Bu çırpınış, hüzün ve onları terk edenlere karşı duyulan öfke, aslında imanın bir gereğidir ki Allah Rasulü SallAllahu Aleyhi ve Sellem bu hususla ilgili şöyle buyurmuştur:
[مَثَلُ الْمُؤْمِنِينَ فِي تَوَادِّهِمْ وَتَرَاحُمِهِمْ وَتَعَاطُفِهِمْ، مَثَلُ الْجَسَدِ. إِذَا اشْتَكَى مِنْهُ عُضْوٌ، تَدَاعَى لَهُ سَائِرُ الْجَسَدِ بِالسَّهَرِ وَالْحُمَّى] “Birbirlerini sevmekte, birbirlerine merhamet etmekte, birbirlerine şefkat göstermekte müminlerin misali, bir bedenin misali gibidir. Ondan bir uzuv rahatsız olsa diğer uzuvlar uykusuzluk ve hararette ona iştirak ederler.”

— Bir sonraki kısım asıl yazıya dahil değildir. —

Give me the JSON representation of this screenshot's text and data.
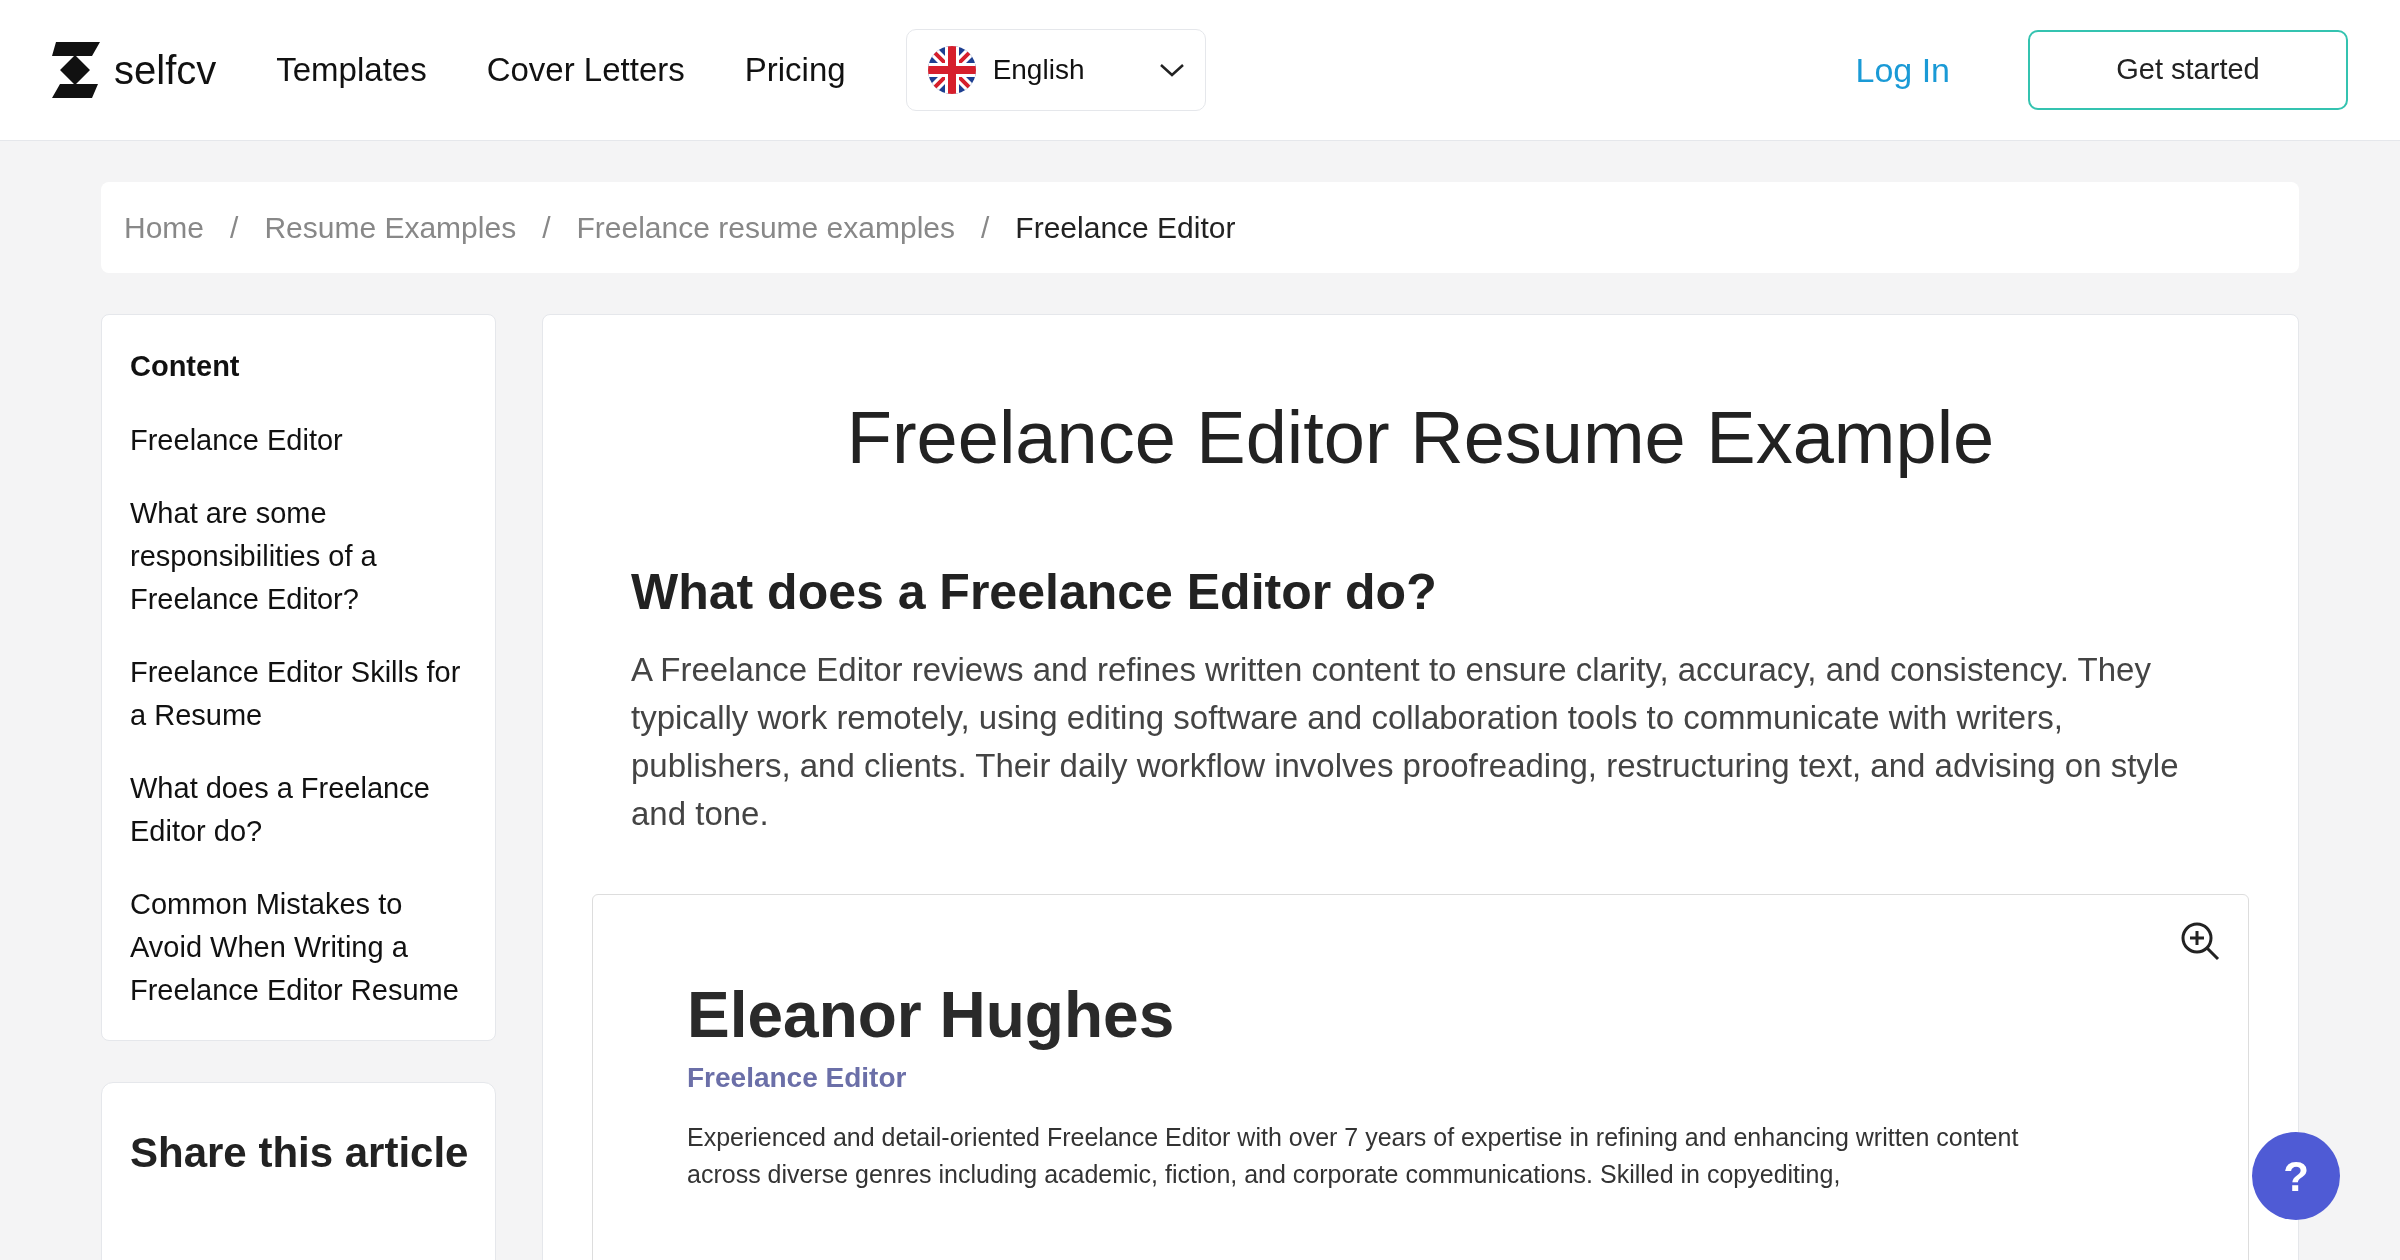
{
  "header": {
    "logo": "selfcv",
    "nav": [
      "Templates",
      "Cover Letters",
      "Pricing"
    ],
    "language": "English",
    "login": "Log In",
    "cta": "Get started"
  },
  "breadcrumb": {
    "separator": "/",
    "items": [
      "Home",
      "Resume Examples",
      "Freelance resume examples",
      "Freelance Editor"
    ]
  },
  "sidebar": {
    "title": "Content",
    "items": [
      "Freelance Editor",
      "What are some responsibilities of a Freelance Editor?",
      "Freelance Editor Skills for a Resume",
      "What does a Freelance Editor do?",
      "Common Mistakes to Avoid When Writing a Freelance Editor Resume"
    ]
  },
  "share": {
    "title": "Share this article"
  },
  "article": {
    "title": "Freelance Editor Resume Example",
    "heading": "What does a Freelance Editor do?",
    "paragraph": "A Freelance Editor reviews and refines written content to ensure clarity, accuracy, and consistency. They typically work remotely, using editing software and collaboration tools to communicate with writers, publishers, and clients. Their daily workflow involves proofreading, restructuring text, and advising on style and tone."
  },
  "resume": {
    "name": "Eleanor Hughes",
    "role": "Freelance Editor",
    "summary": "Experienced and detail-oriented Freelance Editor with over 7 years of expertise in refining and enhancing written content across diverse genres including academic, fiction, and corporate communications. Skilled in copyediting,"
  },
  "help": "?"
}
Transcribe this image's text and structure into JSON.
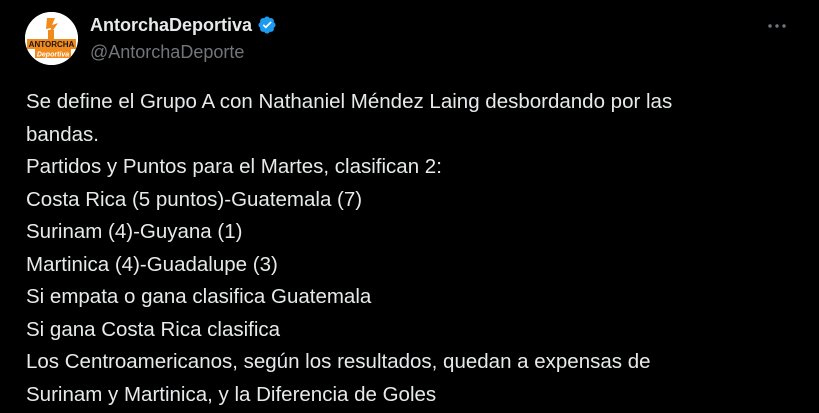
{
  "tweet": {
    "author": {
      "display_name": "AntorchaDeportiva",
      "handle": "@AntorchaDeporte",
      "avatar_text_top": "ANTORCHA",
      "avatar_text_bottom": "Deportiva",
      "verified": true,
      "verified_color": "#1d9bf0",
      "avatar_brand_color": "#f08a1c",
      "avatar_icon": "torch-logo-icon",
      "verified_icon": "verified-badge-icon"
    },
    "more_icon": "more-options-icon",
    "text_lines": [
      "Se define el Grupo A con Nathaniel Méndez Laing desbordando por las",
      "bandas.",
      "Partidos y Puntos para el Martes, clasifican 2:",
      "Costa Rica (5 puntos)-Guatemala (7)",
      "Surinam (4)-Guyana (1)",
      "Martinica (4)-Guadalupe (3)",
      "Si empata o gana clasifica Guatemala",
      "Si gana Costa Rica clasifica",
      "Los Centroamericanos, según los resultados, quedan a expensas de",
      "Surinam y Martinica, y la Diferencia de Goles"
    ]
  },
  "theme": {
    "background": "#000000",
    "text_primary": "#e7e9ea",
    "text_secondary": "#71767b"
  }
}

Evet, tüm müminler bir bedenin azaları gibidir. Nasıl ki bir uzva, hastalık isabet ettiğinde diğer tüm uzuvlar buna tepki gösteriyor ve o azanın hastalığını gidermek için harekete geçiyor ise müminlerin bir kısmına isabet eden bela ve musibetler karşısında diğer tüm müminler de kardeşlerine yardım etmek için harekete geçerler. Aynı zamanda nasıl ki bir uzvun acısını diğer uzuvlar hissediyor ve paylaşıyorsa müminlerde acı çeken kardeşlerinin acılarını hisseder ve paylaşırlar.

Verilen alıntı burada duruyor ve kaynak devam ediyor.